Transformasi digital setidaknya terindikasi dalam tiga bentuk: all things sensing, all things connected, dan all things intelligence.
Transformasi digital, secara sederhana, sering dikaitkan pada penerapan atau penggunaan Internet of Things (IoT) maupun Big Data. Namun, membawa perbincangan transformasi digital, terutama dalam konteks Indonesia, pada hal-hal terkait IoT maupun Big Data, bisa dibilang masih terlalu jauh.
Salah satu hal yang mendasari mengapa perbincangan soal IoT dan Big Data dalam konteks Indonesia tertalu jauh, bisa merujuk “Harnessing the Power of Connectivity: Mapping Your Transformation Into a Digital Economy with GCI 2017”, yang menyebut bahwa Indonesia saat ini masih berada dalam tahap “awal” atau “Early Adopted” soal investasi IT dan adopsi dalam ekonomi digital.

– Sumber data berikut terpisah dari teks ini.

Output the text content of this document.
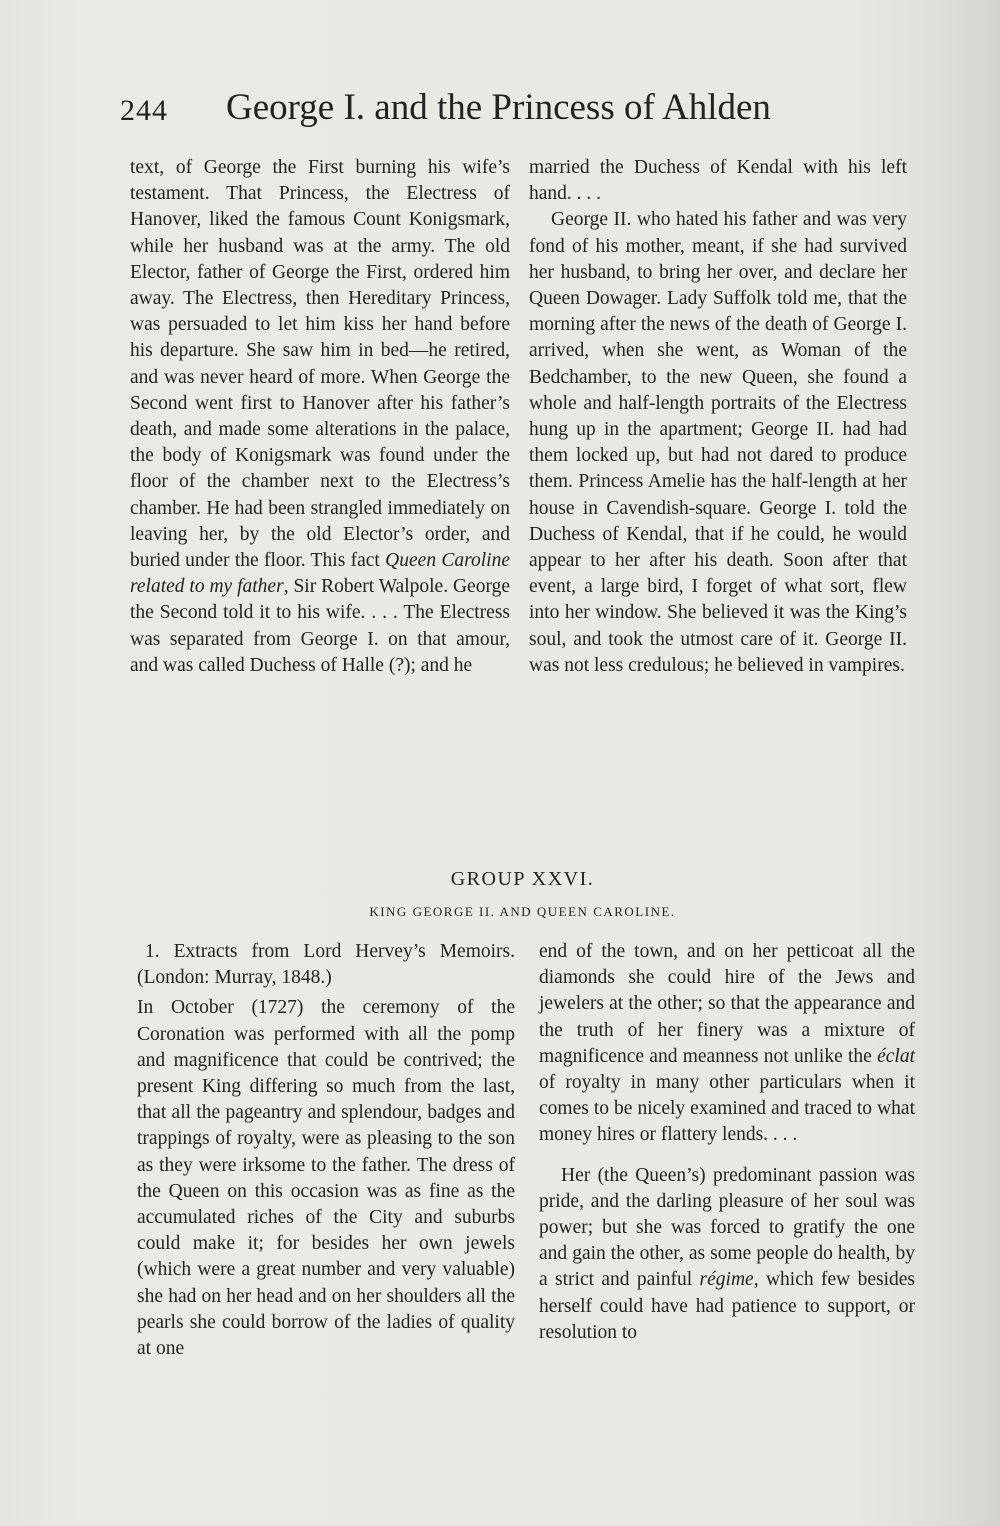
244 George I. and the Princess of Ahlden

text, of George the First burning his wife’s testament. That Princess, the Electress of Hanover, liked the famous Count Konigsmark, while her husband was at the army. The old Elector, father of George the First, ordered him away. The Electress, then Hereditary Princess, was persuaded to let him kiss her hand before his departure. She saw him in bed—he retired, and was never heard of more. When George the Second went first to Hanover after his father’s death, and made some alterations in the palace, the body of Konigsmark was found under the floor of the chamber next to the Electress’s chamber. He had been strangled immediately on leaving her, by the old Elector’s order, and buried under the floor. This fact Queen Caroline related to my father, Sir Robert Walpole. George the Second told it to his wife. . . . The Electress was separated from George I. on that amour, and was called Duchess of Halle (?); and he

married the Duchess of Kendal with his left hand. . . .

George II. who hated his father and was very fond of his mother, meant, if she had survived her husband, to bring her over, and declare her Queen Dowager. Lady Suffolk told me, that the morning after the news of the death of George I. arrived, when she went, as Woman of the Bedchamber, to the new Queen, she found a whole and half-length portraits of the Electress hung up in the apartment; George II. had had them locked up, but had not dared to produce them. Princess Amelie has the half-length at her house in Cavendish-square. George I. told the Duchess of Kendal, that if he could, he would appear to her after his death. Soon after that event, a large bird, I forget of what sort, flew into her window. She believed it was the King’s soul, and took the utmost care of it. George II. was not less credulous; he believed in vampires.

GROUP XXVI.
KING GEORGE II. AND QUEEN CAROLINE.

1. Extracts from Lord Hervey’s Memoirs. (London: Murray, 1848.)

In October (1727) the ceremony of the Coronation was performed with all the pomp and magnificence that could be contrived; the present King differing so much from the last, that all the pageantry and splendour, badges and trappings of royalty, were as pleasing to the son as they were irksome to the father. The dress of the Queen on this occasion was as fine as the accumulated riches of the City and suburbs could make it; for besides her own jewels (which were a great number and very valuable) she had on her head and on her shoulders all the pearls she could borrow of the ladies of quality at one

end of the town, and on her petticoat all the diamonds she could hire of the Jews and jewelers at the other; so that the appearance and the truth of her finery was a mixture of magnificence and meanness not unlike the éclat of royalty in many other particulars when it comes to be nicely examined and traced to what money hires or flattery lends. . . .

Her (the Queen’s) predominant passion was pride, and the darling pleasure of her soul was power; but she was forced to gratify the one and gain the other, as some people do health, by a strict and painful régime, which few besides herself could have had patience to support, or resolution to
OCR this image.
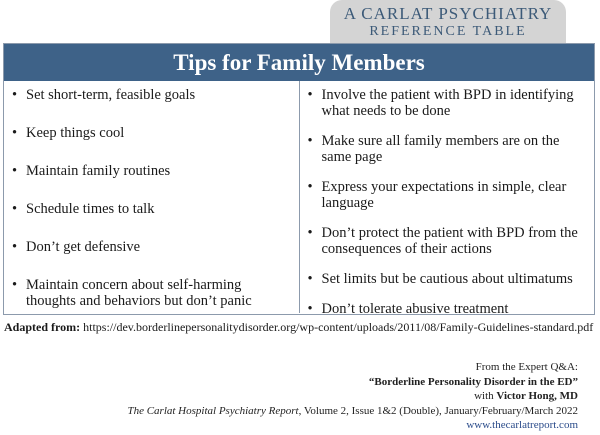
A CARLAT PSYCHIATRY
REFERENCE TABLE
Tips for Family Members
• Set short-term, feasible goals
• Keep things cool
• Maintain family routines
• Schedule times to talk
• Don’t get defensive
• Maintain concern about self-harming thoughts and behaviors but don’t panic
• Involve the patient with BPD in identifying what needs to be done
• Make sure all family members are on the same page
• Express your expectations in simple, clear language
• Don’t protect the patient with BPD from the consequences of their actions
• Set limits but be cautious about ultimatums
• Don’t tolerate abusive treatment
Adapted from: https://dev.borderlinepersonalitydisorder.org/wp-content/uploads/2011/08/Family-Guidelines-standard.pdf
From the Expert Q&A:
“Borderline Personality Disorder in the ED”
with Victor Hong, MD
The Carlat Hospital Psychiatry Report, Volume 2, Issue 1&2 (Double), January/February/March 2022
www.thecarlatreport.com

Indonesia duduk di posisi ke-40 dari 50 negara yang disurvei dalam laporan itu. Salah satu ciri di tahap ini ialah fokus yang masih berkutat pada memperkuat penetrasi ekonomi digital di tengah masyarakat, atau masih berputar-putar soal membangun infrastruktur dasar IT. Rata-rata, negara yang masuk tahap pemula di transformasi digital adalah yang rata-rata pendapatan per kapitanya $3.000 per tahun.
Dalam laporan yang digagas oleh Huawei dan Oxford Economics, berjudul “Digital Spillover: Measuring the True Impact of the Digital Economy”, disebut bahwa pada 2016 sebanyak 15,5 persen ekonomi global berbasis digital. Pada 2025, porsinya diprediksi akan meningkat menjadi 24,3 persen. Setara dengan $23 triliun. Pemerintah maupun swasta harus melakukan transformasi digital untuk dapat mengambil bagian dari uang yang begitu besar.
Secara mendasar, terdapat empat pendekatan transformasi digital yang dilakukan, yakni high digitalization, high investment & poor strategy, low investment & strong strategy, dan low digitalization. Masing-masing pendekatan memiliki hasil yang berbeda, terutama dengan mengukurnya dalam peningkatan PDB suatu negara.
Sebagai contoh, jika Korea Selatan dan Indonesia menerapkan high digitalization untuk transformasi digitalnya masing-masing, pada tahun 2025 kelak PDB Korea Selatan bertambah 1,2 persen. Sementara Indonesia bertambah 1,8 persen.
Salah satu alasan mengapa PDB Indonesia yang bertambah lebih tinggi dari Korea Selatan, karena Indonesia masih di posisi awal, alias masih punya peluang besar untuk dimaksimalkan. Korea Selatan, yang merupakan negara dengan penetrasi digital jauh lebih baik, memiliki peluang lebih kecil.
Transformasi jadi kata kunci, dalam perkembangan teknologi yang begitu cepat dan lahirnya startup bisnis teknologi yang mendisrupsi bisnis konvensional. Digitalisasi tak memandang jenis bisnis. Apa pun bisnisnya, perusahaan yang ingin tetap bertahan hidup harus melakukan transformasi sebelum ditinggal lari era digital. Transformasi digital tak akan terjadi dengan hanya berdiam diri.